The issue of in-laws is one which many wives wish did not exist in marriage. This is because it is the bane of many ailing marriages. Many 法学论文代写 tend to dislike their mothers-in-law and very few daughters-in-law have ever had any thing good to say about a mother-in-law. Many spinsters wish that they will not have one when they marry their husbands.

Many mothers-in-law are often seen as overbearing, busybodies and a wife’s greatest rival. The questions to ask are: ‘Why are mothers-in-law generally understood by their daughters-in-law?’ ‘Are mothers-in-law truly bad?’ In many homes across the world, especially in African settings, there is usually an unending, raging conflict between a mother-in-law and her daughter-in-law.

There are two parties to the conflict – the wife and her husband on one hand and the mother-in-law on the other hand. To be able to provide understand the causes of the conflict, it is pertinent to assess the roles played by each party to the conflict.

The wife and her husband

Many wives, especially African wives, come into marriage, fully prepared for battle based on pre-conceived notions that mothers-in-law are evil and must be put in their right places. Thus they have formed an opinion of their in-laws and have concluded that the in-laws are antagonists. So, if a wife has a kind and loving mother-in-law, she would misconstrue everything that the mother-in-law says or does. A wife may have an illusion that once her husband marries her, he must abandon his parents and cling to her. This illusion is based on a scripture that says that ” A man will leave his father and mother and cleave unto his wife”. By their faulty interpretation of this scripture, they seem to forget that the same scripture commands that ‘a man should honor his parents”

A sensible man will not abandon his parents because he married a wife. He must continue to relate with them and to provide for them. However, his relationship with them should not allow unnecessary interference in his affairs, especially marital affairs by his relations. Unfortunately, in many places especially in Africa, relations do interfere in the marital affairs of a married relation and this attitude is a product of an African’s cultural values particularly the extended family system.

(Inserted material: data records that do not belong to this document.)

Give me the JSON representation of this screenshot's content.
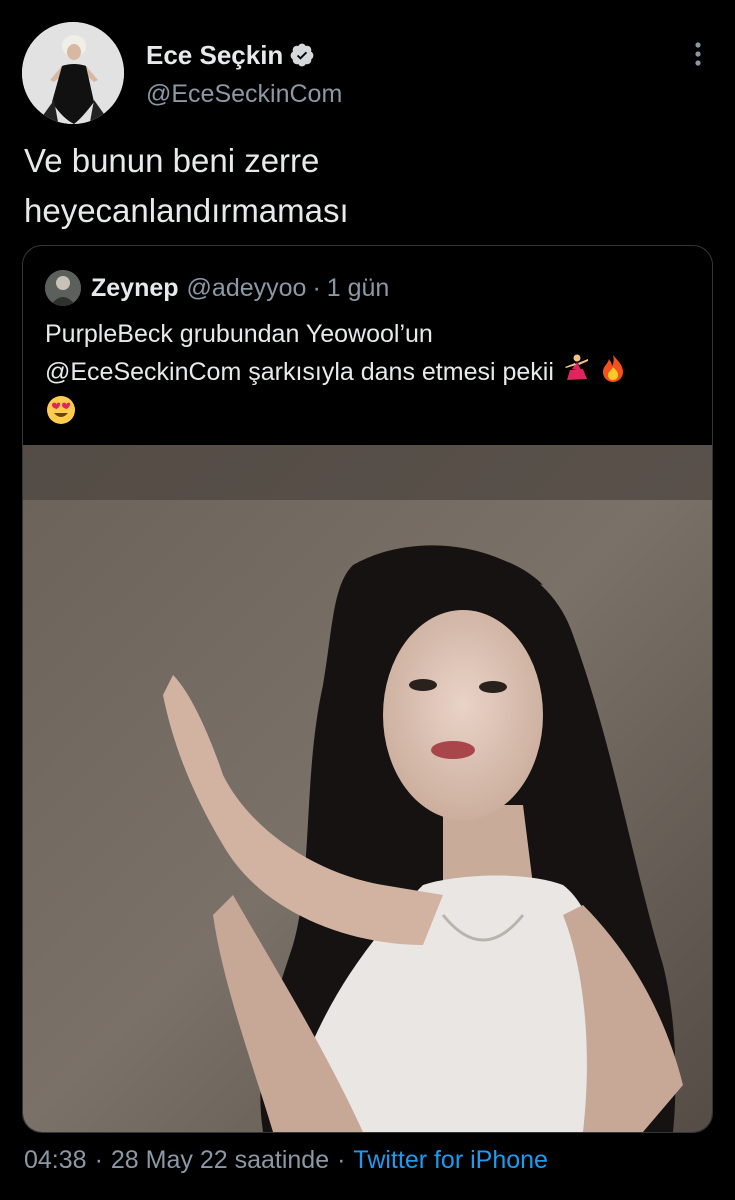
{
  "author": {
    "display_name": "Ece Seçkin",
    "handle": "@EceSeckinCom",
    "verified": true,
    "avatar_icon": "profile-photo"
  },
  "more_icon": "more-vertical-icon",
  "tweet": {
    "text_lines": [
      "Ve bunun beni zerre",
      "heyecanlandırmaması"
    ]
  },
  "quote": {
    "display_name": "Zeynep",
    "handle": "@adeyyoo",
    "separator": "·",
    "time": "1 gün",
    "text_line1": "PurpleBeck grubundan Yeowool’un",
    "text_line2": "@EceSeckinCom şarkısıyla dans etmesi pekii",
    "emojis": [
      "dancer-emoji",
      "fire-emoji",
      "heart-eyes-emoji"
    ],
    "media": "video-thumbnail"
  },
  "footer": {
    "time": "04:38",
    "separator": "·",
    "date": "28 May 22 saatinde",
    "source": "Twitter for iPhone"
  },
  "colors": {
    "background": "#000000",
    "text": "#e7e9ea",
    "secondary_text": "#8b98a5",
    "link": "#1d9bf0",
    "border": "#333639",
    "verified": "#d6d9db"
  }
}
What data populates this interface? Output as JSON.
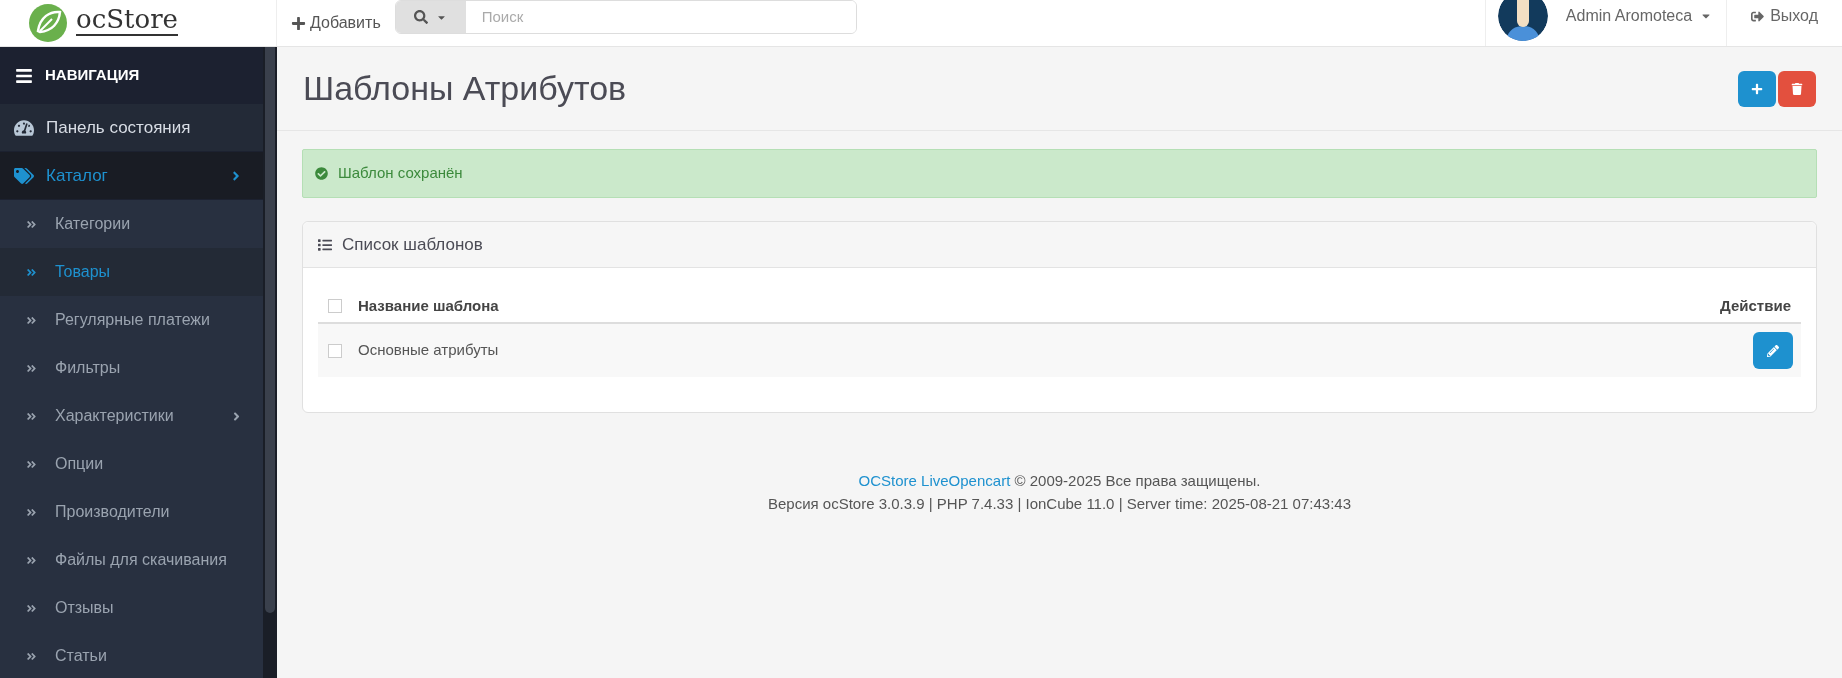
{
  "header": {
    "logo": "ocStore",
    "add_label": "Добавить",
    "search": {
      "placeholder": "Поиск"
    },
    "user": "Admin Aromoteca",
    "logout": "Выход"
  },
  "sidebar": {
    "title": "НАВИГАЦИЯ",
    "items": [
      {
        "label": "Панель состояния",
        "selected": false
      },
      {
        "label": "Каталог",
        "selected": true,
        "expanded": true,
        "children": [
          {
            "label": "Категории",
            "selected": false,
            "expandable": false
          },
          {
            "label": "Товары",
            "selected": true,
            "expandable": false
          },
          {
            "label": "Регулярные платежи",
            "selected": false,
            "expandable": false
          },
          {
            "label": "Фильтры",
            "selected": false,
            "expandable": false
          },
          {
            "label": "Характеристики",
            "selected": false,
            "expandable": true
          },
          {
            "label": "Опции",
            "selected": false,
            "expandable": false
          },
          {
            "label": "Производители",
            "selected": false,
            "expandable": false
          },
          {
            "label": "Файлы для скачивания",
            "selected": false,
            "expandable": false
          },
          {
            "label": "Отзывы",
            "selected": false,
            "expandable": false
          },
          {
            "label": "Статьи",
            "selected": false,
            "expandable": false
          }
        ]
      }
    ]
  },
  "page": {
    "title": "Шаблоны Атрибутов",
    "alert": "Шаблон сохранён",
    "panel": {
      "title": "Список шаблонов",
      "columns": [
        "Название шаблона",
        "Действие"
      ],
      "rows": [
        {
          "name": "Основные атрибуты",
          "checked": false
        }
      ],
      "select_all_checked": false
    }
  },
  "footer": {
    "link": "OCStore LiveOpencart",
    "copyright": "© 2009-2025 Все права защищены.",
    "version": "Версия ocStore 3.0.3.9 | PHP 7.4.33 | IonCube 11.0 | Server time: 2025-08-21 07:43:43"
  }
}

The extended family system of the Africans is a beautiful and commendable cultural system that allows a member to be his brother’s keeper. However, one major defect of this system is a member’s assumed right to meddle in the marital affairs of another member.

No parent has the right to meddle in the marital affairs of a son except the son grants them the power to do so. Such powers, when given are often abused and the mother-in-law is the chief culprit. A son who grants rights of interference to his relations is obviously lacking in maturity and is still in bondage to his parents i.e. tied to their apron strings. Marriage is for adults and real men. Real men are not just men by physique as some men really are. Maturity is the ability to take full responsibility for one’s actions and to face one’s challenges

There is a world of difference between a healthy respect for one’s parents and servitude to them. Many men do not seem to know this difference. A son who allows undue interference in his marital affairs is consciously or unconsciously setting the stage for a conflict especially where his wife detests and resents such interference. In this wise, the son/husband has become a part of the problem.